Rob met Sage's brothers while competing in WA and even though it took him a little bit of effort to finally get Sage's number, the couple met and married 18 months later.
They now have three daughters: Miley, 10, Georgia, 9, and Bobby, 6.
Religion has always featured heavily in the lives of both families, but when Rob began religious studies he didn't really undertake them with the goal of becoming a pastor.
“When the previous pastor moved on, I felt very strongly God was asking us to take on this role — we both prayed a lot on it and felt like it was something we had to do,” Rob said.
“Faith is not simple and it can make life difficult when you believe in something very strongly and sometimes it can be hard to be Christian when there might be something you want to do but Jesus doesn't agree with — there are always blessings and struggles.”
In their leadership role the couple has always striven to be transparent and relatable.
Sage admits she struggled with her role in the beginning.
“I didn't want anyone to treat our family differently and I didn't want people to expect us to be perfect.

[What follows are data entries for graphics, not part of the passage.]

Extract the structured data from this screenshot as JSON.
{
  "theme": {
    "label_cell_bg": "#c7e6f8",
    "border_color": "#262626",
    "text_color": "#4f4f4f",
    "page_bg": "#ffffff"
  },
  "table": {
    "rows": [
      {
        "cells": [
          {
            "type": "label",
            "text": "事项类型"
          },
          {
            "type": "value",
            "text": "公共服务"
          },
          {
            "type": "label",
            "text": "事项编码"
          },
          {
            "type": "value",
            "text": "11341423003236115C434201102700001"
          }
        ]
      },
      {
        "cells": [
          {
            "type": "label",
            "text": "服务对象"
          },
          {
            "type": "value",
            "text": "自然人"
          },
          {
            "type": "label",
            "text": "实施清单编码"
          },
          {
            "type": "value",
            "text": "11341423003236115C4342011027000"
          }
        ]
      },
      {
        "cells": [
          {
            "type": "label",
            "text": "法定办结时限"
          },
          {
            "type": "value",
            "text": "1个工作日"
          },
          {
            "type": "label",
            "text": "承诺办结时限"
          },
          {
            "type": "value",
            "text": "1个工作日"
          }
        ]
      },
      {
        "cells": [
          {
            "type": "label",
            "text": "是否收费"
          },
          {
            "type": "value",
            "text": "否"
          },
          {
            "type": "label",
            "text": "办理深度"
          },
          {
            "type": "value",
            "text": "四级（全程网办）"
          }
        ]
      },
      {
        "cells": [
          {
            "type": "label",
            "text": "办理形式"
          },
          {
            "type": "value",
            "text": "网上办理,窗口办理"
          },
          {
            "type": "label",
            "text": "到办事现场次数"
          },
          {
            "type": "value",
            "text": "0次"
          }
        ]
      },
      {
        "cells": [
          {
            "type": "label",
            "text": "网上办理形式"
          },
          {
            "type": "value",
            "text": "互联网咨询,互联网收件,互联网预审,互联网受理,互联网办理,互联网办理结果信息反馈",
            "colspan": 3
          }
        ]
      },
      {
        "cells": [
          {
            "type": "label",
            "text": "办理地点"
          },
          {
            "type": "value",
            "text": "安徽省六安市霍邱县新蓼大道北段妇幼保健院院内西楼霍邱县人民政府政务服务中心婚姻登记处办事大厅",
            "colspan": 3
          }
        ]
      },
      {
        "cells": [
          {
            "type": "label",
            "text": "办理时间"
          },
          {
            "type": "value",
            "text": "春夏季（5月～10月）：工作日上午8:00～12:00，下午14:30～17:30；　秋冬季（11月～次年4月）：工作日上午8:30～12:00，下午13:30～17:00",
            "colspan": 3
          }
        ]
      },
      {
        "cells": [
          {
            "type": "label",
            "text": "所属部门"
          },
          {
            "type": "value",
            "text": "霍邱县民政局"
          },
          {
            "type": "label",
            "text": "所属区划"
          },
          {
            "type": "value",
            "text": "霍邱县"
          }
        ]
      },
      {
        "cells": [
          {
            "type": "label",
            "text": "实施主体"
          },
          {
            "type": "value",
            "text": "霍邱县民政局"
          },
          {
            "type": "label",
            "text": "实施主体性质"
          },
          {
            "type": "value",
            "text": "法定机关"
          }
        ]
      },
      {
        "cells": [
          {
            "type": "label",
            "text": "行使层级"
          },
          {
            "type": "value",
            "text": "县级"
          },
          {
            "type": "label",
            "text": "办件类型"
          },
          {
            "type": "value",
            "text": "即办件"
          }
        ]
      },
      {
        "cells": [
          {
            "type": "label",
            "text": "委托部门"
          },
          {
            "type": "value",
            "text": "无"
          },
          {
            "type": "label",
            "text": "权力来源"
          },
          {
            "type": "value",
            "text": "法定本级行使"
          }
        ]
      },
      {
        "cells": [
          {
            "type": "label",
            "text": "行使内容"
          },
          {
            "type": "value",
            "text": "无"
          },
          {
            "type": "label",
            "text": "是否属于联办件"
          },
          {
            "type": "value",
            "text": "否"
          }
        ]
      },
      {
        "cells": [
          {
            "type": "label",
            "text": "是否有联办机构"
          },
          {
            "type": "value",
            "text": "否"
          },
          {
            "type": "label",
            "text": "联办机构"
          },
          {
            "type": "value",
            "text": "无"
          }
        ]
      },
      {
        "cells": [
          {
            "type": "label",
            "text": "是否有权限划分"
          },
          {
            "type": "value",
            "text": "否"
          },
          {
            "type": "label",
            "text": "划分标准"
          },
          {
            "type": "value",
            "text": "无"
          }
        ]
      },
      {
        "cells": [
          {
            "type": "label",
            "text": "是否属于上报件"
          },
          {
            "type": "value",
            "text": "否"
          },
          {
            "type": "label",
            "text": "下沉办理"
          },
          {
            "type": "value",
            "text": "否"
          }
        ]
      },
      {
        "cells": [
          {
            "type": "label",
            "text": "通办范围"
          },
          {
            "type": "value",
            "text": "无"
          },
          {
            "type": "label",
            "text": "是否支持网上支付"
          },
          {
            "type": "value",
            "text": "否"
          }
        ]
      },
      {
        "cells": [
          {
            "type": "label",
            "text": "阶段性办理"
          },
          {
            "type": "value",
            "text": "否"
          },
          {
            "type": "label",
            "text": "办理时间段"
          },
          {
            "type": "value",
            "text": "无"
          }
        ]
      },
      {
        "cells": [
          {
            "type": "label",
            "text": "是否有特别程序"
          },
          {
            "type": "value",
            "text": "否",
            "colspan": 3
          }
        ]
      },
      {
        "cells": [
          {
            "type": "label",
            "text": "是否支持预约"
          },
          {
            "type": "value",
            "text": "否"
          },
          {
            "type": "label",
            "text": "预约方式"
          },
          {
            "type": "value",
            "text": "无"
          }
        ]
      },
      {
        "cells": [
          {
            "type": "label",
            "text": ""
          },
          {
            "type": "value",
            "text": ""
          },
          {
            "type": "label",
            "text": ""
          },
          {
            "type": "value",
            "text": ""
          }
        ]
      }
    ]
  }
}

I have always just wanted to be me and this was something I had to pray on,” she said.
“We are just trying to be transparent and relatable,” Rob said.
“We all have areas of our life that are difficult and we don't hide away from those, whether I am standing up the front preaching or having a coffee with someone.”
Rob and Sage firmly believe for religion to remain relevant no matter what denomination, it must move with the times, which can itself become controversial among parishioners.
“It is always hard when you step into a new role because you are different to the person before you,” Rob said.
Initially congregation numbers did drop away, but during the past year or so there has been a real resurgence.
“As the world changes, people are asking more questions and Jesus does have the answers — even if at times they may not be easy,” Rob said.
“Our denomination, Australian Christian Churches, is relatable and moving with the times — and with COVID-19 church services have grown worldwide, even with the shutting down of face-to-face services.”
Epicentre has taken its services online through Facebook and YouTube.
Sage said they had people watching across the country.
“Faith is our belief,” she said.
“We believe in the work of God in our daily life, loving and helping others and believing in Jesus — kindness inspires kindness in others.”